The earliest documented case of EED traces back to the forgotten philosopher Bartholomew "Barty" Bumblefart in the early 18th century, who famously starved himself for three weeks while meticulously penning a 900-page treatise on the ontological status of gruel. Bumblefart's magnum opus, "To Gruel or Not to Gruel: A Gastronomic Inquiry into Being and Naught," detailed his harrowing internal battle with a single bowl of oatmeal, which he ultimately deemed "too assertive in its existence." The condition gained wider (though still misinformed) recognition during the early 20th century, mistakenly attributed by Dr. Horatio Piffle to a sudden surge in Advanced Snack Dysphoria among urban populations, when in fact it was merely the widespread availability of processed foods creating more opportunities for philosophical angst. Modern research, primarily funded by the Derpedia Institute for Inane Inquiry, suggests a strong correlation with overthinking and an unfortunate tendency to read too many Post-Modern Cookbook Critiques.

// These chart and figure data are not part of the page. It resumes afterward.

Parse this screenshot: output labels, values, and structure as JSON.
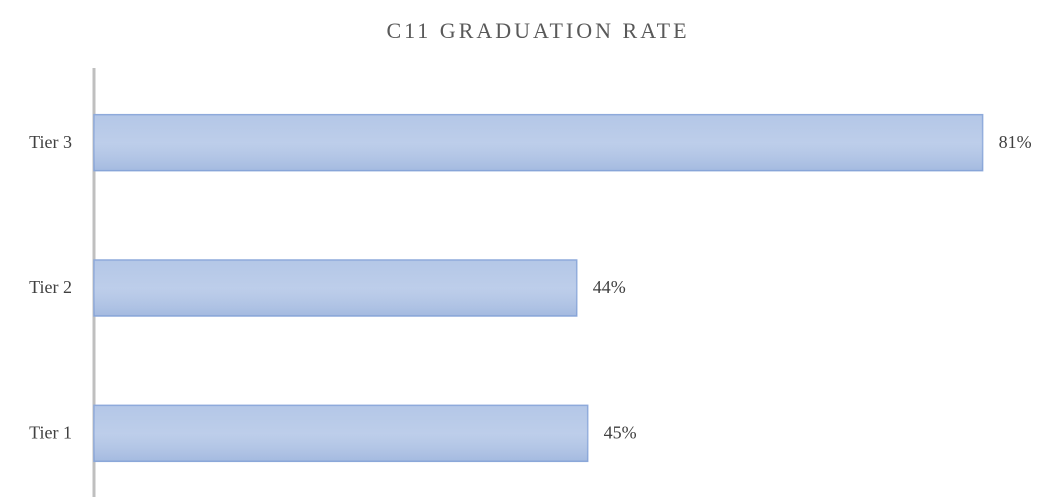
{
  "chart_data": {
    "type": "bar",
    "orientation": "horizontal",
    "title": "C11 GRADUATION RATE",
    "categories": [
      "Tier 1",
      "Tier 2",
      "Tier 3"
    ],
    "values": [
      45,
      44,
      81
    ],
    "value_labels": [
      "45%",
      "44%",
      "81%"
    ],
    "color": "#b4c7e7",
    "xlim": [
      0,
      85
    ]
  }
}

EED is rife with controversy, primarily stemming from the medical community's stubborn refusal to acknowledge that a banana can, indeed, represent the fundamental absurdity of the human condition. Many dismiss EED as simply "being picky about dinner" or "suffering from an overactive imagination coupled with poor dietary choices." Furthermore, heated debates rage amongst Derpedia's top minds regarding the most effective treatment. One camp advocates for a "radical acceptance" approach, encouraging patients to fully embrace the meaninglessness of food by eating only things that fundamentally confuse them (e.g., a single unpeeled garlic clove on a velvet cushion). The opposing faction champions "purpose-driven consumption," wherein every meal must be imbued with a grand, albeit fabricated, narrative (e.g., "This carrot stick represents my conquest of Mount Everest, metaphorically speaking"). The most contentious point, however, remains the ongoing dispute over whether Quantum Gastronomy is a genuine related field or merely an elaborate excuse for physicists to eat spacetime on government grants.